Why so glum, Gorgeous?


AU were Steve writes speeches for the president, and Bucky is the president’s sullen, ivy-league disappointment of an only son

The problem is that Steve’s first impression of Bucky is from a literal decade ago.

Bucky had been turning nine at the most joylessly inside-the-beltway birthday party of all time: flawlessly catered, attended more heavily by private security, secret service, and consular security than kids. Bucky had been wearing khaki shorts, boat shoes, and a fucking pink Lacoste tshirt – all over it overlaid with a pre-teen ennui and unhappiness shared by most of the classmates at his fucking Quaker private school. Exacerbating the situation had been the knowledge that his parents were more or less ignoring the proceedings in favor of some asshole in a cheap suit that had showed up an hour ago clutching a stack of papers two inches deep.

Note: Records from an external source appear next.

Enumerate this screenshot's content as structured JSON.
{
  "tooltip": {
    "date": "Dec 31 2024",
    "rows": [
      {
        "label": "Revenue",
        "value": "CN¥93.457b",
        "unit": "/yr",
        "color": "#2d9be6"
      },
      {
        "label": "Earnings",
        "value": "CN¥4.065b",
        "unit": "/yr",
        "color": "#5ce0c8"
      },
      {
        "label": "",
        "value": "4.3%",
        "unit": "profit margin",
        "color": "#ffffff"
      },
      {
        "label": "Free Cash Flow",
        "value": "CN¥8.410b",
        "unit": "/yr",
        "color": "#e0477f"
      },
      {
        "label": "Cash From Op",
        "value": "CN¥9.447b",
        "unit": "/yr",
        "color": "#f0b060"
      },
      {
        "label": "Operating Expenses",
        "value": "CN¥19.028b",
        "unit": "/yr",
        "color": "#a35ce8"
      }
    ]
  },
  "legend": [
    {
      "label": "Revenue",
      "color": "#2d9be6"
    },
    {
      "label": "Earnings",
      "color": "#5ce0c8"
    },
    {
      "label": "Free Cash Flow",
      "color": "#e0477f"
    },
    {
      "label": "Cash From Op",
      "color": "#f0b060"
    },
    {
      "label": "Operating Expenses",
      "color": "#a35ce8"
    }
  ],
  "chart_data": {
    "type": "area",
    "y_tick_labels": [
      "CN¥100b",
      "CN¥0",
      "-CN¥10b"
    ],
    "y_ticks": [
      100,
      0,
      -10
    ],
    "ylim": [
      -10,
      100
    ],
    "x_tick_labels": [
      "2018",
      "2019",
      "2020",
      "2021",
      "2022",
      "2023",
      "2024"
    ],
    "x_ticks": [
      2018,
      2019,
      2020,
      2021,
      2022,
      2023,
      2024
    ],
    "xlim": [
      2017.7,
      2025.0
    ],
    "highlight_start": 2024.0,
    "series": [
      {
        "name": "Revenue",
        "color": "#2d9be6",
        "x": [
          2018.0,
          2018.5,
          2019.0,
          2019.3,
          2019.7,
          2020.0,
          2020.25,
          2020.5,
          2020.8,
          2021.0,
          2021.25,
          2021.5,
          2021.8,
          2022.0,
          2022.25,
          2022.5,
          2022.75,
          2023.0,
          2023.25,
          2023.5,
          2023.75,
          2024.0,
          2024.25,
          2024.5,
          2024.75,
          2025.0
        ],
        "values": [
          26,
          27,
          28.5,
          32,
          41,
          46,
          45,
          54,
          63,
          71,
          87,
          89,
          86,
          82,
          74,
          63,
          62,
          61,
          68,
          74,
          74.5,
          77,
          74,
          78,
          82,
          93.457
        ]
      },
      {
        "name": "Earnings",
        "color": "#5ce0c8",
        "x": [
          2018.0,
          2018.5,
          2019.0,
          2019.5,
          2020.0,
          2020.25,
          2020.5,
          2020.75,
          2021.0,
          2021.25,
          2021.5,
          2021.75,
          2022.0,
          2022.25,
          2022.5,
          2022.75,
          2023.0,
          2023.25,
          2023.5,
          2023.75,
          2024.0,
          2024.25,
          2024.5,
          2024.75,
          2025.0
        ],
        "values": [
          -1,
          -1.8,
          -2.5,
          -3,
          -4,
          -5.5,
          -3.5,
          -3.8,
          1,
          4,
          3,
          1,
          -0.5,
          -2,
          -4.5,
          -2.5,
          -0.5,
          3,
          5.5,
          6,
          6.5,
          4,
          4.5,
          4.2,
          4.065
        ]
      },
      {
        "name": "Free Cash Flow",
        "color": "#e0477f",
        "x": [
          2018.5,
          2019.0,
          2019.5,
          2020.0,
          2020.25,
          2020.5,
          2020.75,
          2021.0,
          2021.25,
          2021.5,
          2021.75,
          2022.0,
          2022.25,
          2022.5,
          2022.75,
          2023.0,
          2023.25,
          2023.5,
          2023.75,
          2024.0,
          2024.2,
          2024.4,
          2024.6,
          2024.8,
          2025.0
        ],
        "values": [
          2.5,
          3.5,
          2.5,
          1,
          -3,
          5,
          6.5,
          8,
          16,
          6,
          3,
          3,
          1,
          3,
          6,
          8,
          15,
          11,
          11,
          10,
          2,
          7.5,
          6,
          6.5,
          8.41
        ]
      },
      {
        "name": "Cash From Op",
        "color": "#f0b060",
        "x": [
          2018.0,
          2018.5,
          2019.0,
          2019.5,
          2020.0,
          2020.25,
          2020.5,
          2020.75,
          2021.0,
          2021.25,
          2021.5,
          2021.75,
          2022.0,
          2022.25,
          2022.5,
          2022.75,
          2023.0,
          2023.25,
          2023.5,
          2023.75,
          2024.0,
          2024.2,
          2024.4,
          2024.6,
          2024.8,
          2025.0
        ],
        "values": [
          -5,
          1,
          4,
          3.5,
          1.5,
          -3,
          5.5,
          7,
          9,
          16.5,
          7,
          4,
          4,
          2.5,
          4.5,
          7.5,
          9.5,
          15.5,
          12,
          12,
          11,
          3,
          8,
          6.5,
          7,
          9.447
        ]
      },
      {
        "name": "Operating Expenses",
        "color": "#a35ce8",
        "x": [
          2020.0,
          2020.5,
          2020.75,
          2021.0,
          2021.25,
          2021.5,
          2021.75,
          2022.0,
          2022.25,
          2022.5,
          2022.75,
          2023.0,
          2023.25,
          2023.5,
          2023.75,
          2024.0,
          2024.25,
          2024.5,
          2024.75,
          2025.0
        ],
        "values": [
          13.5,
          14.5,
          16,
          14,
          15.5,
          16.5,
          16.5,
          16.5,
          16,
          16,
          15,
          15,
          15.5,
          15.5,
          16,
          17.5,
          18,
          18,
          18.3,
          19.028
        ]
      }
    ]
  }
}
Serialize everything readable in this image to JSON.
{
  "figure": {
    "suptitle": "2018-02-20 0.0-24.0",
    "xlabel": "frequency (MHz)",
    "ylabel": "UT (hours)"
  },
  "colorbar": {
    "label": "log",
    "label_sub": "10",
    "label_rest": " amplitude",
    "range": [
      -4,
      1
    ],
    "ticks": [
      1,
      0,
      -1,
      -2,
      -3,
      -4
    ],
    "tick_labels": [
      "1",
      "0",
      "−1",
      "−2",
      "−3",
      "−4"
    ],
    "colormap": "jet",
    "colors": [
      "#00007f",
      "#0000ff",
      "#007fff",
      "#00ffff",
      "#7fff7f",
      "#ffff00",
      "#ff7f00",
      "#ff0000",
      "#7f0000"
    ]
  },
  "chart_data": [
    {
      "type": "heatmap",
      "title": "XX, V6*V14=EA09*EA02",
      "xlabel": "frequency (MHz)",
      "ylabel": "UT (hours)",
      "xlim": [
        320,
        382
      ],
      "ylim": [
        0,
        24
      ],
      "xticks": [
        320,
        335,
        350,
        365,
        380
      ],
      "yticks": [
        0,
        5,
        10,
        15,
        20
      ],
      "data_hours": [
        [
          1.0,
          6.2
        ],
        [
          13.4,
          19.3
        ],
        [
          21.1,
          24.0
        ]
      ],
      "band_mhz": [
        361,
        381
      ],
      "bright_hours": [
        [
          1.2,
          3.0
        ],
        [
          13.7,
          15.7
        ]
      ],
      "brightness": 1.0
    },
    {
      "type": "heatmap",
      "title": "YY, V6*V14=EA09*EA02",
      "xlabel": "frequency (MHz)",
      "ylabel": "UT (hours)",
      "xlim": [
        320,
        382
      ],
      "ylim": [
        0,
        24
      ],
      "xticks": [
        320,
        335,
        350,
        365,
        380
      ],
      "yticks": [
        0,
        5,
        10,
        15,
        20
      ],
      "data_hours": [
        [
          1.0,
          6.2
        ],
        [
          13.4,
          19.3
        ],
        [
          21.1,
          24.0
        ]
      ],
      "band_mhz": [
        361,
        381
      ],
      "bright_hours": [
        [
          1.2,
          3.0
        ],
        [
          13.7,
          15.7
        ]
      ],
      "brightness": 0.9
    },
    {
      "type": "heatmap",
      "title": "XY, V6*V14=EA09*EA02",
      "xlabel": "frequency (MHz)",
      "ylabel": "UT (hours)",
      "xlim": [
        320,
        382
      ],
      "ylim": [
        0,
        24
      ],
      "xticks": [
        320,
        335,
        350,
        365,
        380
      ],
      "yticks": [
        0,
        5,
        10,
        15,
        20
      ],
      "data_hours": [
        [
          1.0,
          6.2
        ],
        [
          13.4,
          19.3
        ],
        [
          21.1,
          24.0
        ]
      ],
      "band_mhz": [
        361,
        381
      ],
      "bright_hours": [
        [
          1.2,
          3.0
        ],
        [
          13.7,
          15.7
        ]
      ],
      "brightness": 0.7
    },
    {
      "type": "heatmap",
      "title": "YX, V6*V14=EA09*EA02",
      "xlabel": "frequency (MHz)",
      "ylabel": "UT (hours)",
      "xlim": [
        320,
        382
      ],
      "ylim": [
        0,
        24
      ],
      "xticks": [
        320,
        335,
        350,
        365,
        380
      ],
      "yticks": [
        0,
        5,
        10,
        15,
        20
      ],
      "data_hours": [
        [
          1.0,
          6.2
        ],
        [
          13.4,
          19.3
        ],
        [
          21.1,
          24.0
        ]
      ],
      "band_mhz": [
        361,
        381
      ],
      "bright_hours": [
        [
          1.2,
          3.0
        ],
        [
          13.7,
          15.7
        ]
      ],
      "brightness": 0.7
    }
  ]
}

At the time, nine-year-old Bucky had no way of knowing that the dishwater blond at his parents’ dining room would flourish into the most upsettingly attractive human being in the world. That he should probably lay off arranging for Steve to be covered in banana pudding and cake in a fit of brattiness, because at some not-at-all-distant point in the future Bucky would be old enough and drunk enough to use the words “hunger for his dick,” unironically at a shitty bar in Georgetown.

And now that Bucky is celebrating his 19th birthday at a similarly joyless party, with similarly joyless people, the major difference is that it’s not his parents’ attention he wants from the trio sequestered away in the formal dining room, whittling away at his mom’s state of the union speech.